The Living Room Putsch

Ben Kaplan
3 min readJan 7, 2021

Yesterday, January 6th, 2021, a violent mob of fascist protesters incited by the President of the United States stormed the United States Capitol to interrupt the peaceful transfer of power. The event was broadcast live on major news networks, and leaders of the mob livestreamed their takeover of the building. I watched it all from my phone screen, my tv, and my laptop. You probably did too. It was not a new or peculiar kind of violence in this current America. It looked like when armed protesters stormed the Michigan Capitol. When far right extremists descended upon Charlottesville. It looked and sounded like something we’ve grown desensitized too, the extreme and violent rhetoric of the president and it’s many instances of turning into real life violence.

There is now a major anti-democratic movement in this country, one that seeks to overturn a free and fair election and whose principle idealogy is one of white supremacy. It has the support of 147 members of congress, but many more Republican politicians bear responsibility for fanning the flames of this movement. Donald Trump has been Donald Trump this entire time, and anyone who stood by his side the last four years as he built this movement of conspiracy, fear, racial and ethnic hatred, and violence helped bring us to this moment.

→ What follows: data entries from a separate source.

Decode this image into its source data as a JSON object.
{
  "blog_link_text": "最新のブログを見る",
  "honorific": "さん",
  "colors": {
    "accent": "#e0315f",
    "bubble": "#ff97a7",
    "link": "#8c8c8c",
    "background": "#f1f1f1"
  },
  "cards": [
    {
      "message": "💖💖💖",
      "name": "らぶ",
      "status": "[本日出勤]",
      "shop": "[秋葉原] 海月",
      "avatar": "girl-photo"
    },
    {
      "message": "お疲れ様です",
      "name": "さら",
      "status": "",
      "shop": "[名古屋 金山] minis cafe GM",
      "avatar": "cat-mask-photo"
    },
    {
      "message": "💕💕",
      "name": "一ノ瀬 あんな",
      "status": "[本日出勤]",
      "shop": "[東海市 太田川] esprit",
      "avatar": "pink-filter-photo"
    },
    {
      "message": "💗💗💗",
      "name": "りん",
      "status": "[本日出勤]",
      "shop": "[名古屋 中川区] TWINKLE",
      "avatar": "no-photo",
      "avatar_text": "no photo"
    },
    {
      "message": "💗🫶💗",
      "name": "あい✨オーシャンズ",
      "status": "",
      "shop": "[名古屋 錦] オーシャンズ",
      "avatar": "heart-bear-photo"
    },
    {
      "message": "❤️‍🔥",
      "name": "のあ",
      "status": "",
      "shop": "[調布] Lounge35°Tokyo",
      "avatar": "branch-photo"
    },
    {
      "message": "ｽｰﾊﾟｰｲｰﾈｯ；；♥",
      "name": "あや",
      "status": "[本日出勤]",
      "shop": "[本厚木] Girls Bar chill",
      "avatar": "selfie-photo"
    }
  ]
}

The United States of America, economically savaged, with hundreds of thousands dead after a failed pandemic response, and with democracy and the rule of law nearing collapse, is at a precipice. Even if Trump is deposed (a national security necessity), the movement he unleashed will continue. Trump did not create white supremacy, far-right extremism, or the extreme asymmetric polarization that threatens our country, but he exploited it, and metastasized it’s influence. A substantial faction of the Republican Party no longer believes democracy is legitimate. They are joined by millions of Americans in that belief.

It is not clear that the sane members of the GOP or the leadership of the Democratic Party realize how deep the crisis goes. After sheltering in place in the besieged Capitol, congress reconvened to finish certifying the election results and then went on recess. There was still blood in the capitol halls. The mob was allowed to disperse into the streets of Washington D.C. They succeeded in interrupting the peaceful transfer of power and got away with it.

Democratic leadership, on the eve of full control of congress and the presidency does not seem to recognize that millions of Americans will not believe that the new government is legitimate. When congress reconvened after the putsch it was an opportunity for a moment of moral and civic clarity. Instead it revealed how fragile our democracy has become, how deep the purchase of far-right extremism has taken hold of our government, and how close we are to a breaking point. Congress completed it’s job of certifying the electoral votes, but the symbolic victory of an overrun capitol belongs to the movement that wants to see our democracy overturned.

Was yesterday a denouement or an escalation?